L’histoire du château de Lourdon, qui fut un des plus importants de Bourgogne, est étroitement liée à celle de l’abbaye de Cluny pour laquelle il a été un lieu d’exercice d’un mélange de domination et de protection. Dès l’origine, il la protégea contre les prétentions de ses belliqueux voisins et lui servit constamment de refuge pour mettre en lieu sûr ses biens les plus précieux : reliquaires, pièces d’orfèvrerie, cartulaires, précieux manuscrits appartenant à l’une des plus riches bibliothèques de la chrétienté.
Le premier texte concernant le site de Lourdon date des Carolingiens (888) et fait état d’une vente “in castrum publice”. Des fouilles permettraient, peut-être, de savoir s’il y a eu des occupations antérieures.
En 910, Lourdon est inclus dans la donation faite au moine Bernon pour la fondation de l’abbaye de Cluny. A partir du Xème siècle, Lourdon devient donc la résidence fréquente des moines; c’est un lieu de signatures d’actes (140) d’achats, ventes, donations, échanges et en période trouble, un lieu de refuge et de protection de leurs richesses.
Vers 1093, Lourdon est élevé au rang de doyenné, domaine agricole et lieu de récupération de redevances ; Lourdon est alors le principal fournisseur de l’abbaye en blé et en vin.
Mais à partir du XIIe siècle, Lourdon fut une place forte convoitée et la domination monacale qu’il symbolisait entraîna des attaques. Lourdon, mal défendu par des moines qui n’ont pas de garnison permanente et ignorants des ruses de guerre fut pris et pillé de nombreuses fois:
1166 Lourdon est pris par le comte de Chalon (Guillaume I) avec l’appui des seigneurs de Brancion. Philippe Auguste vint en aide et un traité fut signé en 1180.
En 1250, pour contraindre l’abbé de Cluny à payer la décime, indemnité des frais occasionnés par les croisades, le bailli de Macon jeta ses troupes sur Lourdon qui fut occupé jusqu’en 1252.
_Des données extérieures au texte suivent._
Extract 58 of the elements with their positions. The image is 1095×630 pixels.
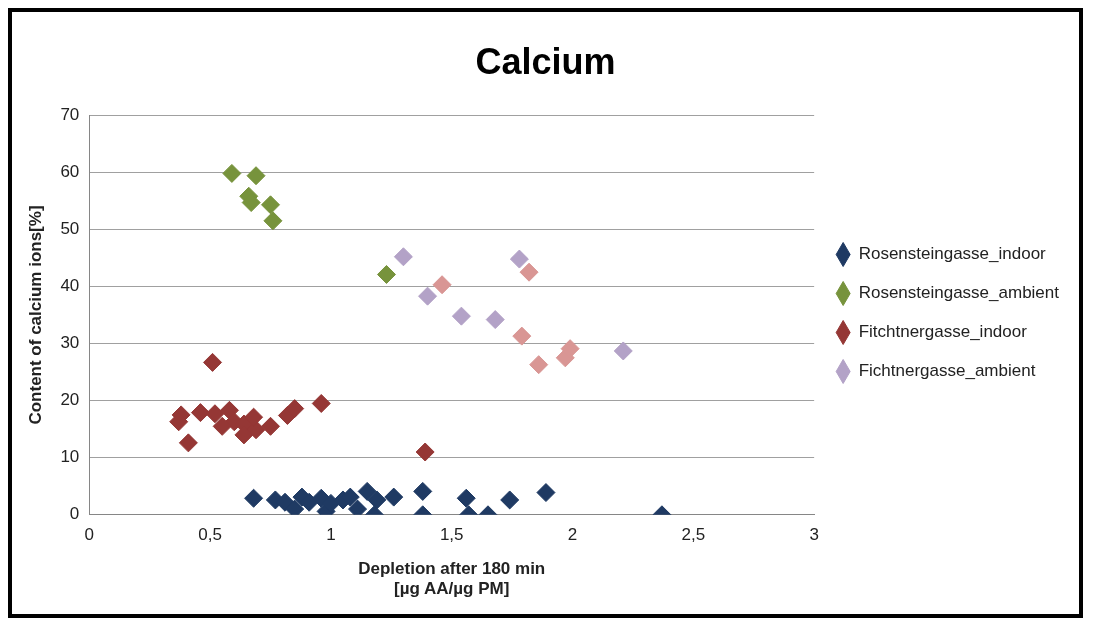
point [519, 262, 539, 282]
point [485, 310, 505, 330]
point [178, 433, 198, 453]
legend-label: Rosensteingasse_ambient [858, 283, 1060, 303]
point [367, 490, 387, 510]
x-tick-label: 0,5 [198, 524, 222, 544]
point [512, 326, 532, 346]
point [451, 306, 471, 326]
point [415, 442, 435, 462]
point [357, 481, 377, 501]
legend-label: Fichtnergasse_ambient [858, 361, 1036, 381]
point [222, 163, 242, 183]
point [529, 355, 549, 375]
point [432, 275, 452, 295]
point [261, 195, 281, 215]
x-axis-title: Depletion after 180 min [µg AA/µg PM] [358, 559, 546, 599]
x-tick-label: 0 [84, 524, 95, 544]
x-tick-label: 2 [567, 524, 578, 544]
x-tick-label: 2,5 [681, 524, 706, 544]
point [560, 339, 580, 359]
point [219, 400, 239, 420]
point [500, 490, 520, 510]
y-tick-label: 60 [60, 161, 80, 181]
y-tick-label: 70 [60, 104, 80, 124]
point [456, 488, 476, 508]
point [244, 407, 264, 427]
point [203, 352, 223, 372]
point [190, 403, 210, 423]
y-tick-label: 50 [60, 219, 80, 239]
y-tick-label: 10 [60, 447, 80, 467]
y-tick-label: 20 [60, 390, 80, 410]
point [393, 247, 413, 267]
x-tick-label: 1,5 [439, 524, 464, 544]
point [244, 488, 264, 508]
y-tick-label: 0 [69, 504, 80, 524]
point [285, 399, 305, 419]
point [261, 416, 281, 436]
point [321, 493, 341, 513]
point [246, 166, 266, 186]
point [263, 211, 283, 231]
point [413, 481, 433, 501]
point [384, 487, 404, 507]
point [212, 416, 232, 436]
legend-label: Rosensteingasse_indoor [858, 244, 1047, 264]
point [613, 341, 633, 361]
point [536, 483, 556, 503]
point [509, 249, 529, 269]
y-axis-title: Content of calcium ions[%] [25, 205, 45, 425]
point [311, 393, 331, 413]
point [418, 286, 438, 306]
y-tick-label: 40 [60, 276, 80, 296]
y-tick-label: 30 [60, 333, 80, 353]
legend-label: Fitchtnergasse_indoor [858, 322, 1028, 342]
chart-title: Calcium [475, 40, 616, 82]
point [205, 404, 225, 424]
x-tick-label: 1 [326, 524, 336, 544]
x-tick-label: 3 [809, 524, 819, 544]
point [377, 264, 396, 284]
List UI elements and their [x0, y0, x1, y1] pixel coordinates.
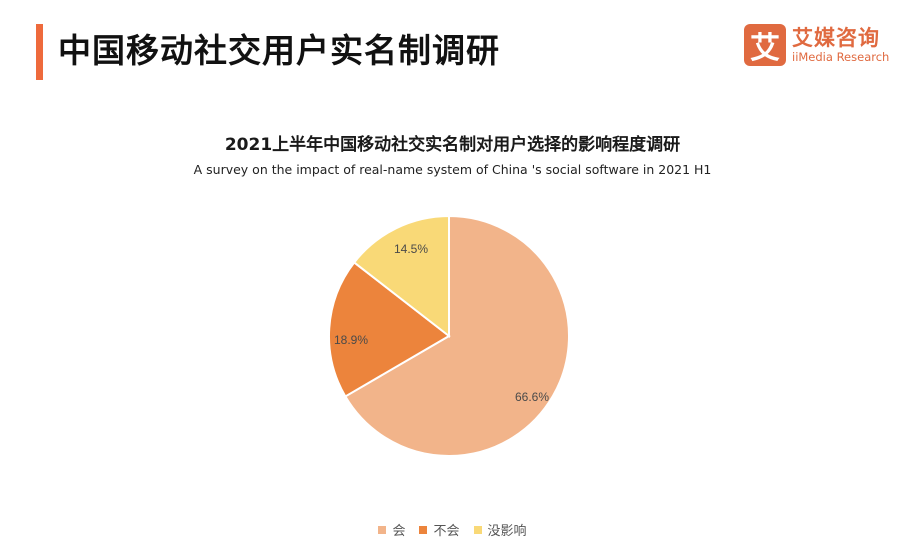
pie-slice-0	[343, 214, 570, 457]
title-accent-bar	[36, 24, 43, 80]
legend-label: 会	[392, 524, 406, 539]
chart-legend: 会 不会 没影响	[0, 520, 905, 539]
pie-slice-2	[352, 214, 450, 339]
slice-label: 14.5%	[394, 242, 428, 256]
chart-title: 2021上半年中国移动社交实名制对用户选择的影响程度调研	[224, 135, 681, 155]
pie-slice-1	[328, 261, 451, 398]
legend-swatch-icon	[473, 525, 482, 534]
chart-subtitle: A survey on the impact of real-name syst…	[193, 162, 712, 177]
legend-item: 没影响	[473, 520, 527, 539]
legend-swatch-icon	[419, 525, 428, 534]
legend-item: 会	[378, 520, 405, 539]
iimedia-logo: 艾 艾媒咨询 iiMedia Research	[744, 24, 889, 66]
legend-item: 不会	[419, 520, 460, 539]
legend-label: 没影响	[487, 524, 527, 539]
legend-label: 不会	[433, 524, 460, 539]
logo-mark-icon: 艾	[744, 24, 786, 66]
slice-label: 18.9%	[334, 333, 368, 347]
legend-swatch-icon	[378, 525, 387, 534]
logo-name-cn: 艾媒咨询	[792, 26, 880, 50]
slice-label: 66.6%	[515, 390, 549, 404]
logo-name-en: iiMedia Research	[792, 50, 890, 64]
page-title: 中国移动社交用户实名制调研	[58, 31, 500, 70]
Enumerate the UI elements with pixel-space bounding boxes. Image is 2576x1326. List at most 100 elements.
Deux siècles plus tard, lors des luttes entre Charles le téméraire et Louis XI, le château est occupé en 1470 par les troupes de ce dernier puis en 1471 par les soldats bourguignons aidés par Claude du Blé.
Remis en possession de leur château, les moines restaurèrent leur bien dont le donjon, sous l’abbatiat de Jean de Bourbon. Ils construisirent aussi de nouveaux bâtiments.
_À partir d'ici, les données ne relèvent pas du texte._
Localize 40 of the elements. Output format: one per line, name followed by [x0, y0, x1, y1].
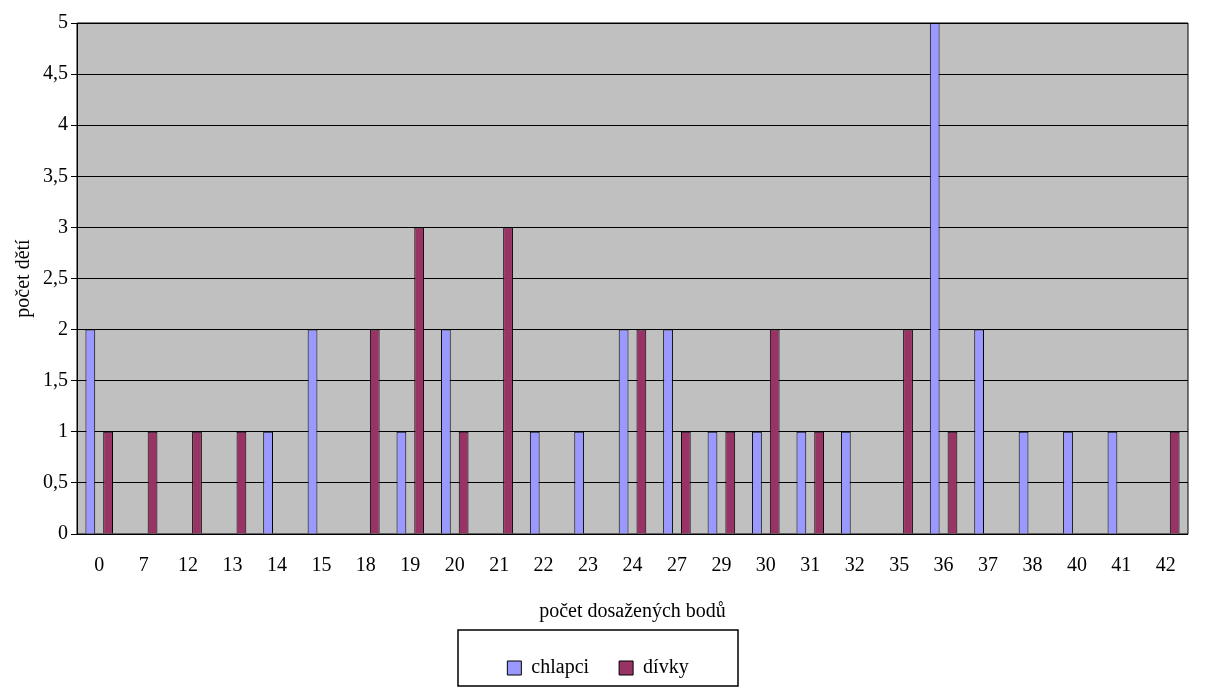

Lors des premières guerres de religion, le château de Lourdon servit à la sauvegarde des trésors de Cluny en 1562 et 1565. Mais il fut pris et pillé par les huguenots en 1574, qui l’abandonnèrent en ruine en 1576.
L’abbé Claude de Guise (1555-1612) restaura le château et y fit d’importantes constructions, notamment le jeu de paume qui porte ses armes avec le millésime 1586, les écuries et le parc. Il fit réaliser le gros canon, actuellement au Musée des Invalides. En 1586, l’état du château est le suivant : un parc de 12 hectares ceinturé par 12 tours et une petite chapelle, une place forte intérieure protégée par des tours dont un donjon de 18 mètres de diamètre, un logis abbatial, jeu de paume, écuries.
Les troubles religieux reprennent en 1589. Claude de Guise s’engagera du côté de la Ligue. Le château repoussa une attaque en 1593 et ne se rendit aux troupes royales qu’en 1595. Il était encore en bon état en 1600 puisqu’il accueillit un chapitre général de l’ordre de Cluny.
Le château était considéré comme une forteresse dangereuse pour la région. Dès la mort de Claude de Guise (1612), l’évêque de Mâcon sans doute également désireux de supprimer ce symbole de la domination clunisienne, s’empresse (1613) d’adresser au roi une lettre : « … la dite démolition est très importante pour le service du roi et très utile pour la Bourgogne, d’autant que le dit château est très fort, qu’on ne saurait l’avoir qu’avec une armée et à force de canon…il peut ravager tout le pays étant entre les rivières de la Loire et de la Saône ; que la garde en est mal assurée entre les mains de religieux… ».
L’accord du roi pour la démolition est donné en 1614. Richelieu, alors abbé de Cluny, exigea 60 000 livres de dédommagement.
Le château est démoli en 1632 par des mines en préservant volontairement la salle d’appârat de Jacques d’Amboise, le jeu de paume, les écuries. Ces restes ont été sans doute utilisés comme bâtiments agricoles au profit des moines jusqu’à la révolution. Puis les vestiges de la puissante forteresse sont vendus comme bien national en 1791.
Restés dans la même famille depuis, ils ont été confiés par un bail emphytéotique à l’Association Castrum Lordo en Juin 2013.